Mais ce n'est pas exactement pour cette raison que j'ai été attirée par le problème. Je suis passée d'abord par l'étude des systèmes de parenté, qui ne décrivent pas directement les rapports concrets entre les sexes. Ils mettent en jeu plutôt les catégories de sexe et de genre, le masculin et le féminin. La société samo que j'ai étudiée en Haute-Volta, comme on l'appelait alors, possède une terminologie de type omaha, fortement marquée par la patrilinéarité-. C'est un système qui, comme beaucoup d'autres, attribue des termes spécifiques à la soeur du père et au frère de la mère, mais de plus traite de manière particulière les générations suivantes. Spécifiquement, tous les enfants des filles nées dans un lignage donné, à quelque génération qu'elles appartiennent, sont appelés neveux et donc classés dans la catégorie des enfants par tous les hommes de ce lignage, quelle que soit leur génération. J'ai introduit l'idée que cette particularité traduisait, avant tout, la position des femmes dans le lignage, considérées systématiquement comme « cadettes ». En généralisant l'argument, à partir d'autres systèmes de parenté porteurs de traits semblables, j'en suis venue à la conclusion que, sauf dans les systèmes où cette différence n'est pas marquée dans les termes de parenté, on peut constater que le rapport masculin/féminin est conçu sur le modèle du rapport parent/enfant, ou encore aîné/cadet. Pourquoi cela ? Parce que l'antériorité est une notion d'ordre, qui manifeste une hiérarchie fondamentale : les femmes sont ainsi de « petites personnes » par rapport aux hommes qui sont de « grande personnes ». C'est ce que j'ai appelé le principe de valence différencielle des sexes : dans de nombreux systèmes de parenté, le sexe féminin est mis en position « mineure » par rapport au sexe masculin. Et surtout, l'inverse est exclu : on ne trouve pas de système qui nierait cette hiérarchie.

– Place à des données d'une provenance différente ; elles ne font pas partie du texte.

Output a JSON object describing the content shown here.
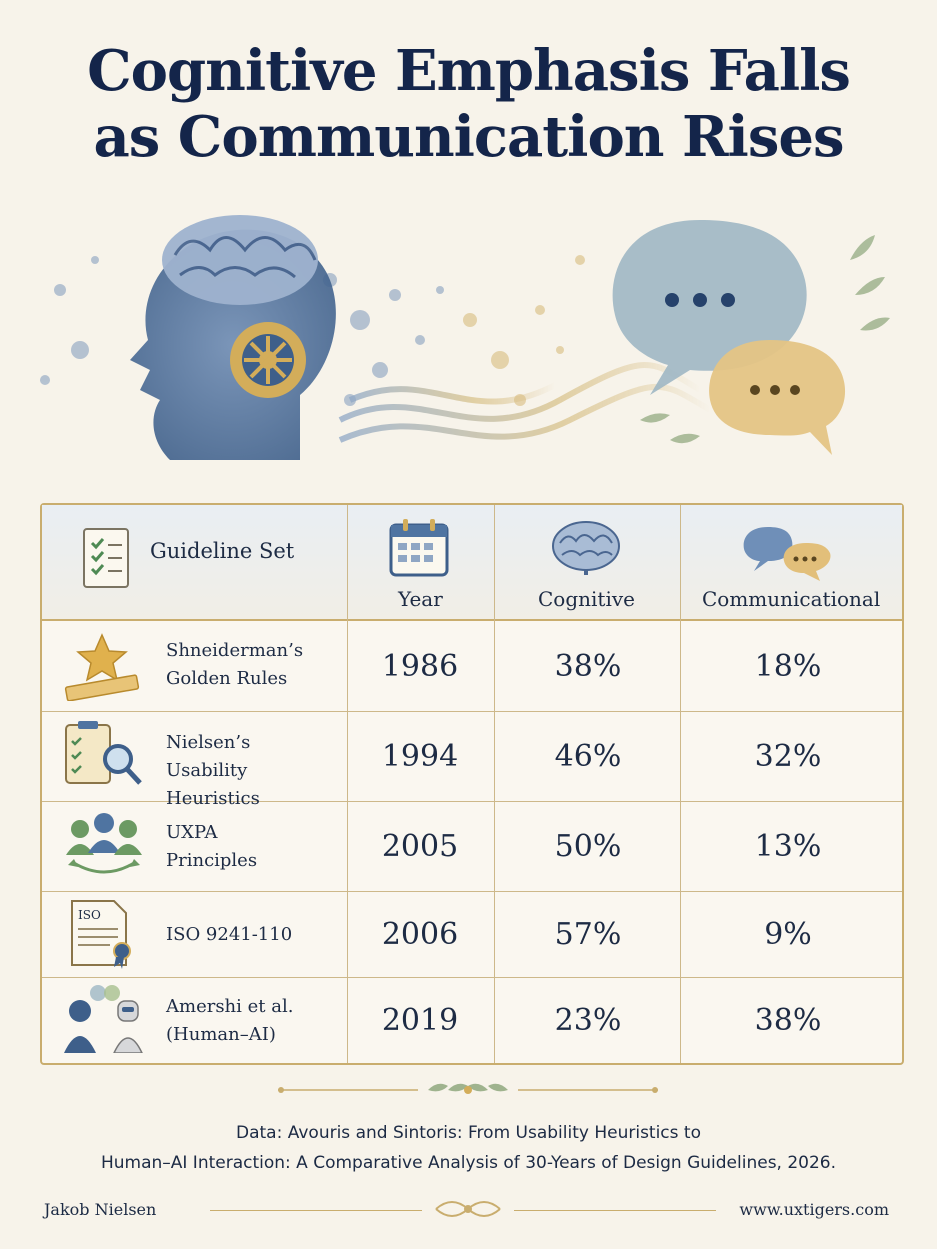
{
  "title": "Cognitive Emphasis Falls as Communication Rises",
  "columns": {
    "guideline": "Guideline Set",
    "year": "Year",
    "cognitive": "Cognitive",
    "communicational": "Communicational"
  },
  "chart_data": {
    "type": "table",
    "title": "Cognitive Emphasis Falls as Communication Rises",
    "columns": [
      "Guideline Set",
      "Year",
      "Cognitive",
      "Communicational"
    ],
    "rows": [
      {
        "name": "Shneiderman’s Golden Rules",
        "name_lines": [
          "Shneiderman’s",
          "Golden Rules"
        ],
        "year": "1986",
        "cognitive": "38%",
        "communicational": "18%",
        "icon": "star-ruler-icon"
      },
      {
        "name": "Nielsen’s Usability Heuristics",
        "name_lines": [
          "Nielsen’s",
          "Usability Heuristics"
        ],
        "year": "1994",
        "cognitive": "46%",
        "communicational": "32%",
        "icon": "clipboard-magnifier-icon"
      },
      {
        "name": "UXPA Principles",
        "name_lines": [
          "UXPA",
          "Principles"
        ],
        "year": "2005",
        "cognitive": "50%",
        "communicational": "13%",
        "icon": "people-cycle-icon"
      },
      {
        "name": "ISO 9241-110",
        "name_lines": [
          "ISO 9241-110"
        ],
        "year": "2006",
        "cognitive": "57%",
        "communicational": "9%",
        "icon": "iso-document-icon"
      },
      {
        "name": "Amershi et al. (Human-AI)",
        "name_lines": [
          "Amershi et al.",
          "(Human–AI)"
        ],
        "year": "2019",
        "cognitive": "23%",
        "communicational": "38%",
        "icon": "human-robot-icon"
      }
    ]
  },
  "source_line1": "Data: Avouris and Sintoris: From Usability Heuristics to",
  "source_line2": "Human–AI Interaction: A Comparative Analysis of 30-Years of Design Guidelines, 2026.",
  "author": "Jakob Nielsen",
  "website": "www.uxtigers.com",
  "colors": {
    "navy": "#14254a",
    "gold": "#c9ad6e",
    "blue": "#5f7fa6",
    "paper": "#f7f3ea"
  }
}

Ensuite, j'ai développé cette idée dans ma recherche sur l'inceste. Chez les Samo, certains interdits sexuels n'avaient rien à voir avec la consanguinité des partenaires. Notamment, il est interdit pour un homme d'avoir des rapports sexuels avec deux soeurs, et à deux frères d'avoir des rapports avec la même femme. Ce type d'interdit existait dans des cultures écrites, notamment dans le droit hittite, et dans d'autres cas encore plus proches de nous. Le paradoxe est que ces interdits ne prennent sens, en fait, que si on les considère du point de vue des femmes : en cas d'unions de ce genre, la femme est le lieu où se rencontrent des substances corporelles porteuses de consanguinité. Mais, et c'est cela qui m'a intriguée, ces règles sont toujours énoncées du point de vue des hommes, ce qui leur est permis ou interdit. Cela rend incompréhensible des énoncés du genre de celui qui interdit à un homme d'épouser « les deux soeurs », quand la formulation logique devrait interdire à une femme d'épouser le mari de sa soeur. Tout se passe comme si les femmes ne pouvaient pas être considérées comme des acteur sociaux, ou des sujets de droit. C'est en rapprochant ces faits que j'ai commencé à travailler sur la pensée de la différence, sur ce qui expliquait le fait que dans la quasi-totalité des sociétés anciennes ou sans écriture on trouvait cette inégalité de droit et de valeur entre les sexes.